The composer of a song cannot prevent a new artist from recording a cover of their music if it has been previously released. The original composer is legally forced to grant them a license (hence "compulsory license"). But that license is at a pre-negotiated minimal rate. The new artist is free to try to negotiate a lower rate if the composer agrees. But the original composer can't stop the new artist from recording a cover. And the new artist has to pay them for it.

Unfettered access is granted and the composer gets their share. Win-win.

[–] FaceDeer@fedia.io 4 points 21 hours ago

Why is this any different?

The judgment in the article I linked goes into detail, but essentially you're asking for the law to let you control something that has never been yours to control before.

If an AI generates something that does indeed provably contain a sample of a piece of music in a song you recorded, then yes, that output may be something you can challenge as a copyright violation. But if the AI's output doesn't contain an identifiable sample, then no, it's not yours. That's how copyright works, it's about the actual tangible expression.

It's not about the analysis if copyrighted works, which is what AI training is doing.

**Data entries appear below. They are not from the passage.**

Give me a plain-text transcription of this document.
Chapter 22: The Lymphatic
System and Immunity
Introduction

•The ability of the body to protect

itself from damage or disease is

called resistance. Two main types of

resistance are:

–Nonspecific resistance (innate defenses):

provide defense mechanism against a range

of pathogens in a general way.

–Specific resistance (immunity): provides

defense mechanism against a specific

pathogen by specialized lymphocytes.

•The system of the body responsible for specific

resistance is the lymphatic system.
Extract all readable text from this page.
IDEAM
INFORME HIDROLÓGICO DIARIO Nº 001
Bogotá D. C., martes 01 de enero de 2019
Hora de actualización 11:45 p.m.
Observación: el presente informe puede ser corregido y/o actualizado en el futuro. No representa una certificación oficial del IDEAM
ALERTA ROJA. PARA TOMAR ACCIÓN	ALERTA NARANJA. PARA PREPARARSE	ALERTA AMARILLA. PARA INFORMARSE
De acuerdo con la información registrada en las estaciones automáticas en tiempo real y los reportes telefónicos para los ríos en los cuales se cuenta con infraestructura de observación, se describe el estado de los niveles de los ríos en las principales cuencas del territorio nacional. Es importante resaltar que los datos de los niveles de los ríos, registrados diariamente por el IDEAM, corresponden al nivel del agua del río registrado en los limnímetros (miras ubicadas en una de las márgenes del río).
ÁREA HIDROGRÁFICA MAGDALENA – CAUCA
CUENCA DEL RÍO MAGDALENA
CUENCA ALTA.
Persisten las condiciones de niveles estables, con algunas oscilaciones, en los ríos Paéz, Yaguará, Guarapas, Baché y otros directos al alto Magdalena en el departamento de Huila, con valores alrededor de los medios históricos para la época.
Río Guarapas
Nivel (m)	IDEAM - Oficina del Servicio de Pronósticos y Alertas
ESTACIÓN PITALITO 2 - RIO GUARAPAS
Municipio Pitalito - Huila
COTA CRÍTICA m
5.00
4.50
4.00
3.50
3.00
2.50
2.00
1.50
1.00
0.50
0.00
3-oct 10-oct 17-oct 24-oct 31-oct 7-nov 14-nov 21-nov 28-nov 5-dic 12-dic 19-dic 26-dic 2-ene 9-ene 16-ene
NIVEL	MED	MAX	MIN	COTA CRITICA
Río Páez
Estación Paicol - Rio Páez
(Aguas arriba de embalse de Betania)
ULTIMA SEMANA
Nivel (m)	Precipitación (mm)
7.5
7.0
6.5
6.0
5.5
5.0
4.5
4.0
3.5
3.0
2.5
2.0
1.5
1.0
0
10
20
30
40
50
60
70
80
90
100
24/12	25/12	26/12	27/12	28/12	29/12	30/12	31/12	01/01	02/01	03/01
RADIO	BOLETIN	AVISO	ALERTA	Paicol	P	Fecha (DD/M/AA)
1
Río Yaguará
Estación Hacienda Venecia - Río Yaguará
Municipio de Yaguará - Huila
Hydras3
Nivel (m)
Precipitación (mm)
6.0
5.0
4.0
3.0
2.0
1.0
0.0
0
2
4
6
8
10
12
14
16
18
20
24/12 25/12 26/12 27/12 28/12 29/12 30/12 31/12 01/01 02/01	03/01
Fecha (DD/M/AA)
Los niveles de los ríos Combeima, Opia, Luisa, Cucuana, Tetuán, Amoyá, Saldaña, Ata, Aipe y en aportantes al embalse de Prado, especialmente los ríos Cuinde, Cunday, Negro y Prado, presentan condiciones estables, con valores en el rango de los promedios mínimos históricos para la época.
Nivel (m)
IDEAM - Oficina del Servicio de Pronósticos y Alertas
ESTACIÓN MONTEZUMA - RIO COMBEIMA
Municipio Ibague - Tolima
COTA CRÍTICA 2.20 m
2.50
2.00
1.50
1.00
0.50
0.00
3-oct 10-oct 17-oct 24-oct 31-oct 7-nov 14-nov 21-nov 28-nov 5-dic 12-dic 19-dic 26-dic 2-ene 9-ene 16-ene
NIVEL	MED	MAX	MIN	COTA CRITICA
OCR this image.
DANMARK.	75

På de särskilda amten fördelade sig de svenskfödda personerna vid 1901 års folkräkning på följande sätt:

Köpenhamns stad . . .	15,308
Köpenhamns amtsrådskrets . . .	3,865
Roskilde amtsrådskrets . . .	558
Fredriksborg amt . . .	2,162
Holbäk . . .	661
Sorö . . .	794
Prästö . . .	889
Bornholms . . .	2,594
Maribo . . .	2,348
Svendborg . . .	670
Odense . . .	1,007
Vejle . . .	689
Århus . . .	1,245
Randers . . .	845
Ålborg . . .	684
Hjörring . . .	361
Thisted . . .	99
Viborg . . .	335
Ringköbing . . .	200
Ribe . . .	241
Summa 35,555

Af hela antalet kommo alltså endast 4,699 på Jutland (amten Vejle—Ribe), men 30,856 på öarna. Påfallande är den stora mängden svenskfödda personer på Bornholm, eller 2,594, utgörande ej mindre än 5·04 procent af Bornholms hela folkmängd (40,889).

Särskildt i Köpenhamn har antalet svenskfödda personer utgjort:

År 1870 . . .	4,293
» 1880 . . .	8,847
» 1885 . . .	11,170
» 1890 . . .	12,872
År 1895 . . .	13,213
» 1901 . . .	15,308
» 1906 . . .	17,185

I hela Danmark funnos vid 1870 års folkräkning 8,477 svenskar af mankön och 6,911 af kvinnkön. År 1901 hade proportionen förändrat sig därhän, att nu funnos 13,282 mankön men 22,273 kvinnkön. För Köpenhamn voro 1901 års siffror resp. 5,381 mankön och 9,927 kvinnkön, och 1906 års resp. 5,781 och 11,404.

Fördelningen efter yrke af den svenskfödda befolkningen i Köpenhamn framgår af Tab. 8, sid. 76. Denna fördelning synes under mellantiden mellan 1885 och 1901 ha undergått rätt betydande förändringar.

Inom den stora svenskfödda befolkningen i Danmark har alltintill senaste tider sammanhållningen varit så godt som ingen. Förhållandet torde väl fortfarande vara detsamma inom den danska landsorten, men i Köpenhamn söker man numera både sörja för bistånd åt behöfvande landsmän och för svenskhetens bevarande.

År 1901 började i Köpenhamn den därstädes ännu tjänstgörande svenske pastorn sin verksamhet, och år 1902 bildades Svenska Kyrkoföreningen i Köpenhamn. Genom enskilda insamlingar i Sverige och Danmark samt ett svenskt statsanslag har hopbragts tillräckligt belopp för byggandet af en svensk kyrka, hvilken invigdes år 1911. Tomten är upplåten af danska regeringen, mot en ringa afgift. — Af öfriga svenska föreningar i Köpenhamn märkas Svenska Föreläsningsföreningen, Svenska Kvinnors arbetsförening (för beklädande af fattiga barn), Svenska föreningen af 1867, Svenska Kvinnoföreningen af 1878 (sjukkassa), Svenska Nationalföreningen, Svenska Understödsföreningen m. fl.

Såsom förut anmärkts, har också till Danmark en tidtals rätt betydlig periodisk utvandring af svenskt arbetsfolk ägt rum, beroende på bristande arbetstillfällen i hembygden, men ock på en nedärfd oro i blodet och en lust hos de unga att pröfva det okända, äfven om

That's never been something that copyright holders have any say over.

[–] jjjalljs@ttrpg.network 9 points 23 hours ago

I'm really sick of these asshole techbros spending millions of dollars on slop.

[–] dinren@discuss.online 7 points 1 day ago

the AI industry's insatiable hunger for high-quality text.

Because no one wants an AI trained on our trash talk

[–] heavyboots@lemmy.ml 10 points 1 day ago* (last edited 1 day ago) (2 children)

But unlike Google's version, Claude can accidentally regurgitate the entire text or passages from it, yes?

So it's not really internal and this judge is an imbecile, correct?

(I know that previous "AI" engines have been tricked into returning the original paintings and faces of people that they had ingested, so I assume this is also a possibility for this "AI" too.)

[–] wise_pancake@lemmy.ca 5 points 1 day ago

Side note: I used to backtrace Midjourney's "art" to the original non-public domain images they came from.

Weird queries would lead to the same faces created every time, and if you've ever played semantle you could find the original art by doing a hotter/colder process.

Still don't know how they haven't been shut down for copyright infringement.

[–] SheeEttin@lemmy.zip 4 points 1 day ago

According to the information provided to the judge, including as claimed by the plaintiffs, no. Their core complaint is only the training.